In the music section, Kia Moore and I write about the second annual Soul Junction, a music fest showcasing Charlotte's west side. The festival's aim is to tie the historic African-American neighborhood's past to its present and future. Featuring local as well as national acts, Soul Junction celebrates this city's legacy of great black music, remembering the heady days of Wilbert "Kansas City" Harrison at the Excelsior Club on Beauties Ford Road, and presenting young present-day musicians such as Charlotte singer-songwriter Arsena Schroeder."

And in the news section, Ryan Pitkin tells the story of Davidson College student Carlos Miranda, whose life journey has brought him from Vera Cruz, Mexico, to South Carolina, and now to one of North Carolina's most esteemed private colleges. Young people like Miranda — and another local student, Florencia Inige, who attended a recent DACA rally in Charlotte — now face uncertainty due to the current U.S. president's backward momentum on immigration policy. The president's announcement that he would rescind former President Obama's Deferred Action for Childhood Arrivals, or DACA, has put recipients like Miranda and Inige in an emotional bind.
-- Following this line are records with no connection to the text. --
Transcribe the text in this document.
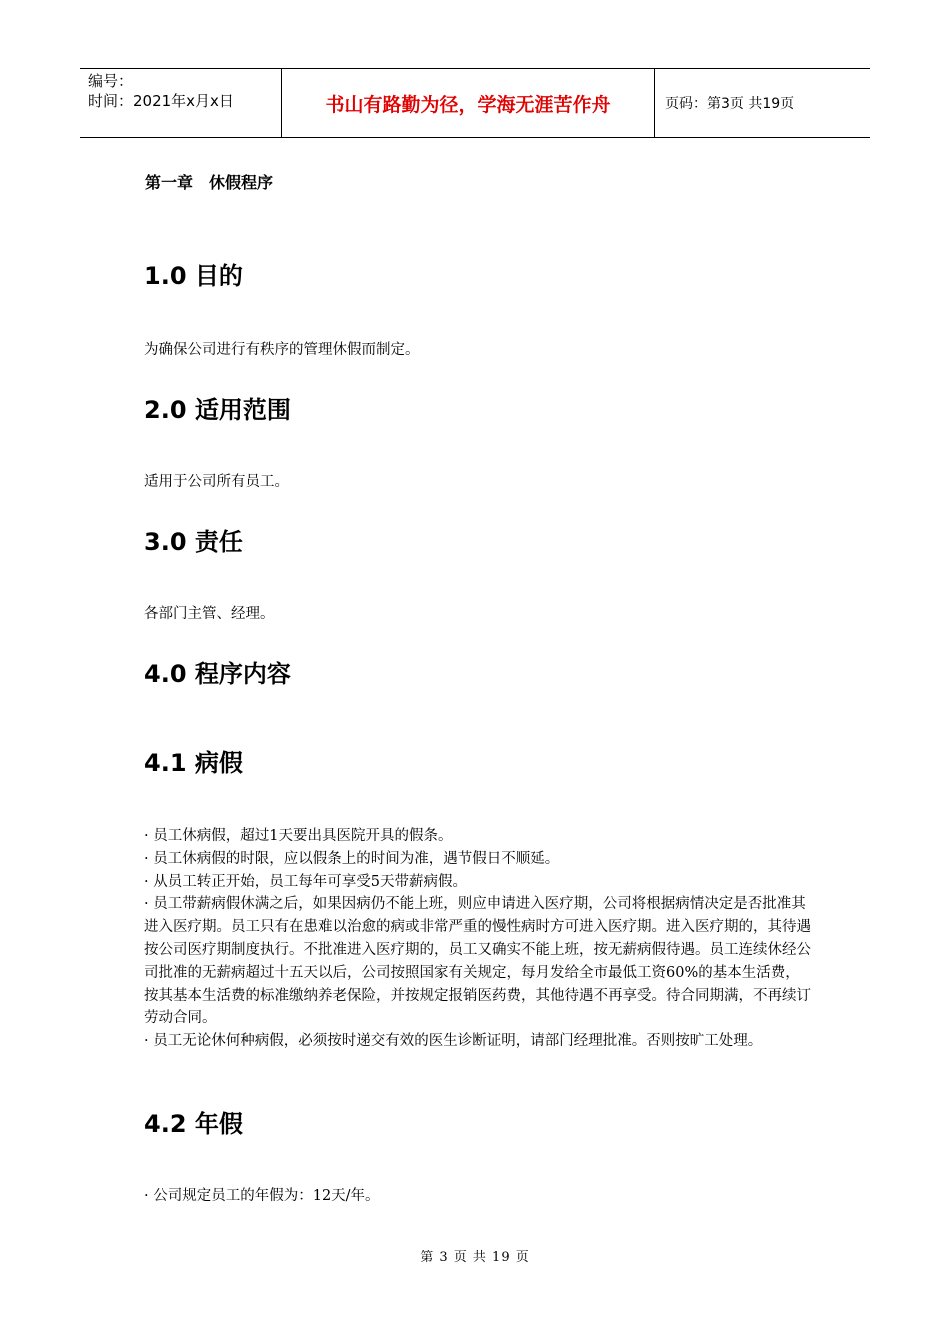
编号：
时间：2021年x月x日	书山有路勤为径，学海无涯苦作舟	页码：第3页 共19页
第一章　休假程序
1.0 目的
为确保公司进行有秩序的管理休假而制定。
2.0 适用范围
适用于公司所有员工。
3.0 责任
各部门主管、经理。
4.0 程序内容
4.1 病假
· 员工休病假，超过1天要出具医院开具的假条。
· 员工休病假的时限，应以假条上的时间为准，遇节假日不顺延。
· 从员工转正开始，员工每年可享受5天带薪病假。
· 员工带薪病假休满之后，如果因病仍不能上班，则应申请进入医疗期，公司将根据病情决定是否批准其进入医疗期。员工只有在患难以治愈的病或非常严重的慢性病时方可进入医疗期。进入医疗期的，其待遇按公司医疗期制度执行。不批准进入医疗期的，员工又确实不能上班，按无薪病假待遇。员工连续休经公司批准的无薪病超过十五天以后，公司按照国家有关规定，每月发给全市最低工资60%的基本生活费，按其基本生活费的标准缴纳养老保险，并按规定报销医药费，其他待遇不再享受。待合同期满，不再续订劳动合同。
· 员工无论休何种病假，必须按时递交有效的医生诊断证明，请部门经理批准。否则按旷工处理。
4.2 年假
· 公司规定员工的年假为：12天/年。
第 3 页 共 19 页
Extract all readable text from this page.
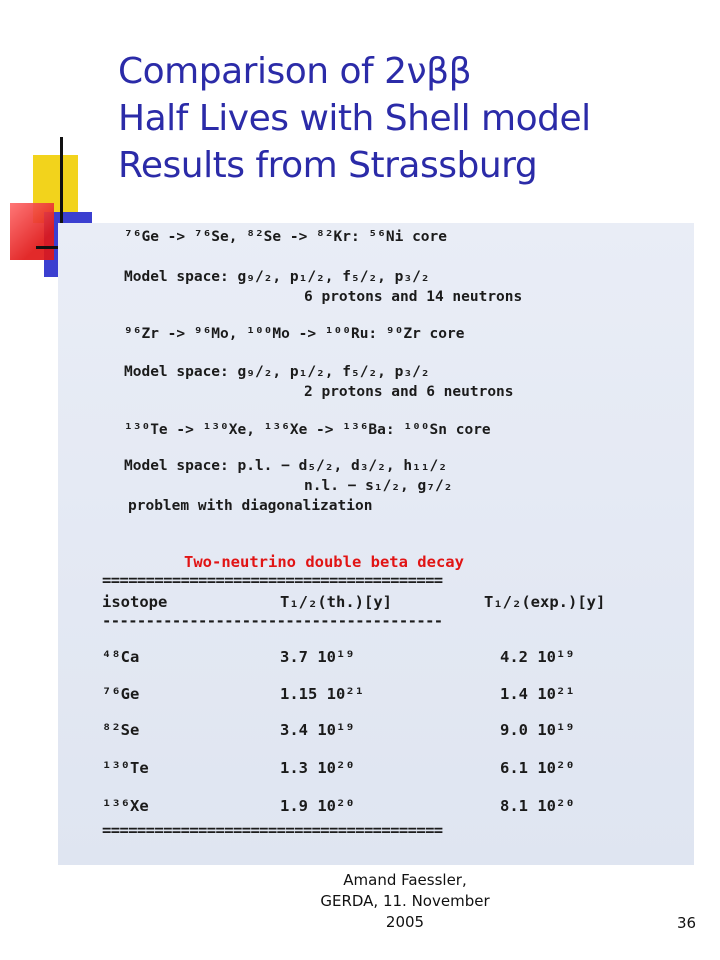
Comparison of 2νββ
Half Lives with Shell model
Results from Strassburg
⁷⁶Ge -> ⁷⁶Se, ⁸²Se -> ⁸²Kr: ⁵⁶Ni core
Model space: g₉/₂, p₁/₂, f₅/₂, p₃/₂
6 protons and 14 neutrons
⁹⁶Zr -> ⁹⁶Mo, ¹⁰⁰Mo -> ¹⁰⁰Ru: ⁹⁰Zr core
Model space: g₉/₂, p₁/₂, f₅/₂, p₃/₂
2 protons and 6 neutrons
¹³⁰Te -> ¹³⁰Xe, ¹³⁶Xe -> ¹³⁶Ba: ¹⁰⁰Sn core
Model space: p.l. − d₅/₂, d₃/₂, h₁₁/₂
n.l. − s₁/₂, g₇/₂
problem with diagonalization
Two-neutrino double beta decay
=======================================
isotope	T₁/₂(th.)[y]	T₁/₂(exp.)[y]
---------------------------------------
⁴⁸Ca	3.7 10¹⁹	4.2 10¹⁹
⁷⁶Ge	1.15 10²¹	1.4 10²¹
⁸²Se	3.4 10¹⁹	9.0 10¹⁹
¹³⁰Te	1.3 10²⁰	6.1 10²⁰
¹³⁶Xe	1.9 10²⁰	8.1 10²⁰
=======================================
Amand Faessler,
GERDA, 11. November
2005	36
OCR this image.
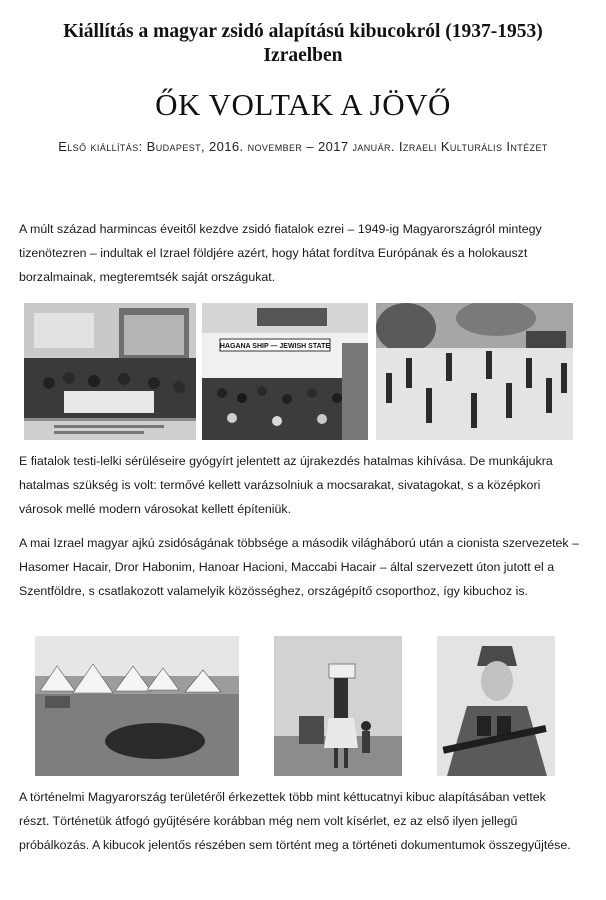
Kiállítás a magyar zsidó alapítású kibucokról (1937-1953)
Izraelben
ŐK VOLTAK A JÖVŐ
Első kiállítás: Budapest, 2016. november – 2017 január. Izraeli Kulturális Intézet
A múlt század harmincas éveitől kezdve zsidó fiatalok ezrei – 1949-ig Magyarországról mintegy tizenötezren – indultak el Izrael földjére azért, hogy hátat fordítva Európának és a holokauszt borzalmainak, megteremtsék saját országukat.
HAGANA SHIP — JEWISH STATE
E fiatalok testi-lelki sérüléseire gyógyírt jelentett az újrakezdés hatalmas kihívása. De munkájukra hatalmas szükség is volt: termővé kellett varázsolniuk a mocsarakat, sivatagokat, s a középkori városok mellé modern városokat kellett építeniük.
A mai Izrael magyar ajkú zsidóságának többsége a második világháború után a cionista szervezetek – Hasomer Hacair, Dror Habonim, Hanoar Hacioni, Maccabi Hacair – által szervezett úton jutott el a Szentföldre, s csatlakozott valamelyik közösséghez, országépítő csoporthoz, így kibuchoz is.
A történelmi Magyarország területéről érkezettek több mint kéttucatnyi kibuc alapításában vettek részt. Történetük átfogó gyűjtésére korábban még nem volt kísérlet, ez az első ilyen jellegű próbálkozás. A kibucok jelentős részében sem történt meg a történeti dokumentumok összegyűjtése.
Both Miranda and Inige were able to attend college thanks to a Red Ventures Golden Door scholarship, which the company awards to high-achieving DACA recipients. Over the past six years, the program has sent 158 undocumented students to schools of higher eduction. The company's CEO, Ric Elias, tells Pitkin that the current president will not deter Red Ventures from continuing to provide assistance.

"While political uncertainty and discord is stalling progress on critical issues," Elias says, "we'll keep moving forward to help more undocumented students get the higher education they deserve."

And Creative Loafing will keep moving forward on our coverage of these critical issues — throughout the fall and beyond.